The 'Weeping Angel' technology has been compared with the Telescreens in 1984

The CIA built software that could allow it to turn any phone or smart TV into a listening device, according to WikiLeaks.

A division of the US spying agency is built to explore vulnerabilities in gadgets and use them to listen in on their owners, according to new documents made public by Julian Assange.

"The increasing sophistication of surveillance techniques has drawn comparisons with George Orwell's 1984, but "Weeping Angel", developed by the CIA's Embedded Devices Branch (EDB), which infests smart TVs, transforming them into covert microphones, is surely its most emblematic realization," the organisation wrote in a release.

The Weeping Angel attack would be able to infiltrate smart TVs and make them appear to be turned off, according to WikiLeaks. In that state, they could listen in on everything that people were saying around them, the report claims.

"The attack against Samsung smart TVs was developed in cooperation with the United Kingdom's MI5/BTSS," WikiLeaks wrote. "After infestation, Weeping Angel places the target TV in a 'Fake-Off' mode, so that the owner falsely believes the TV is off when it is on. In 'Fake-Off' mode the TV operates as a bug, recording conversations in the room and sending them over the Internet to a covert CIA server."

Smart TVs have previously been criticised for potentially allowing their creators to spy on their users. Samsung, for instance, added a clause to its privacy terms that apparently let it listen in on users' conversations, which is made possible because the microphones are turned on at all times.

Those same powers could be exercised by the EDB to remotely control and listen in on phones, according to the WikiLeaks release. Once that happened, any data – including location, audio and text messages, or anything that can be seen or heard by the microphone and camera – could be sent to the CIA.

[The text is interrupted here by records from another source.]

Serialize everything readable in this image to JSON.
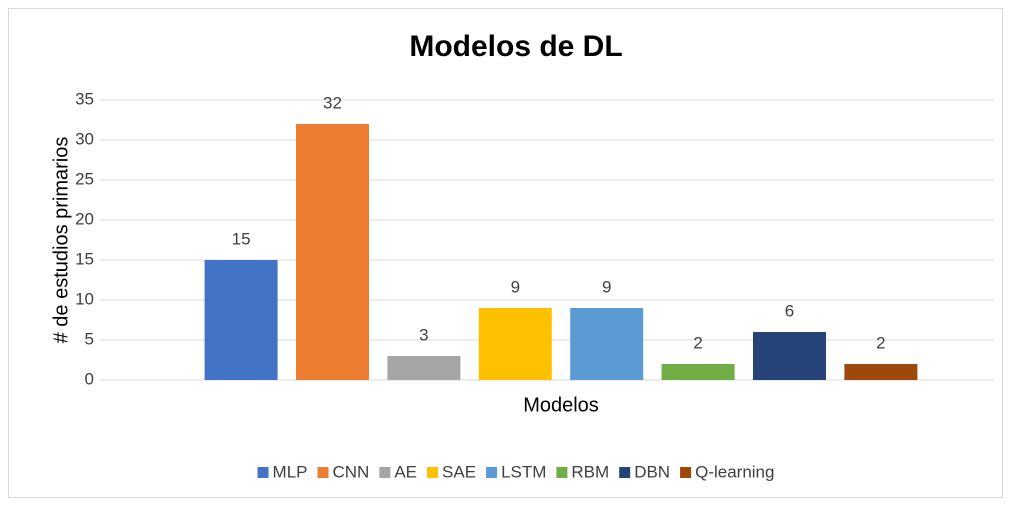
{
  "chart_data": {
    "type": "bar",
    "title": "Modelos de DL",
    "x_label": "Modelos",
    "y_label": "# de estudios primarios",
    "categories": [
      null
    ],
    "series": [
      {
        "name": "MLP",
        "color": "#4472c4",
        "values": [
          15
        ]
      },
      {
        "name": "CNN",
        "color": "#ed7d31",
        "values": [
          32
        ]
      },
      {
        "name": "AE",
        "color": "#a5a5a5",
        "values": [
          3
        ]
      },
      {
        "name": "SAE",
        "color": "#ffc000",
        "values": [
          9
        ]
      },
      {
        "name": "LSTM",
        "color": "#5b9bd5",
        "values": [
          9
        ]
      },
      {
        "name": "RBM",
        "color": "#70ad47",
        "values": [
          2
        ]
      },
      {
        "name": "DBN",
        "color": "#264478",
        "values": [
          6
        ]
      },
      {
        "name": "Q-learning",
        "color": "#9e480e",
        "values": [
          2
        ]
      }
    ],
    "ylim": [
      0,
      35
    ],
    "yticks": [
      0,
      5,
      10,
      15,
      20,
      25,
      30,
      35
    ],
    "grid": true,
    "legend": "bottom"
  }
}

Exploits and vulnerabilities allow that team to break into both iPhones and Androids, according to the organisation. Once they did so, messages sent through any apps or information discussed around the phone could potentially be read – even if it was done through apparently secure apps.

"These techniques permit the CIA to bypass the encryption of WhatsApp, Signal, Telegram, Wiebo, Confide and Cloackman by hacking the "smart" phones that they run on and collecting audio and message traffic before encryption is applied," WikiLeaks claimed.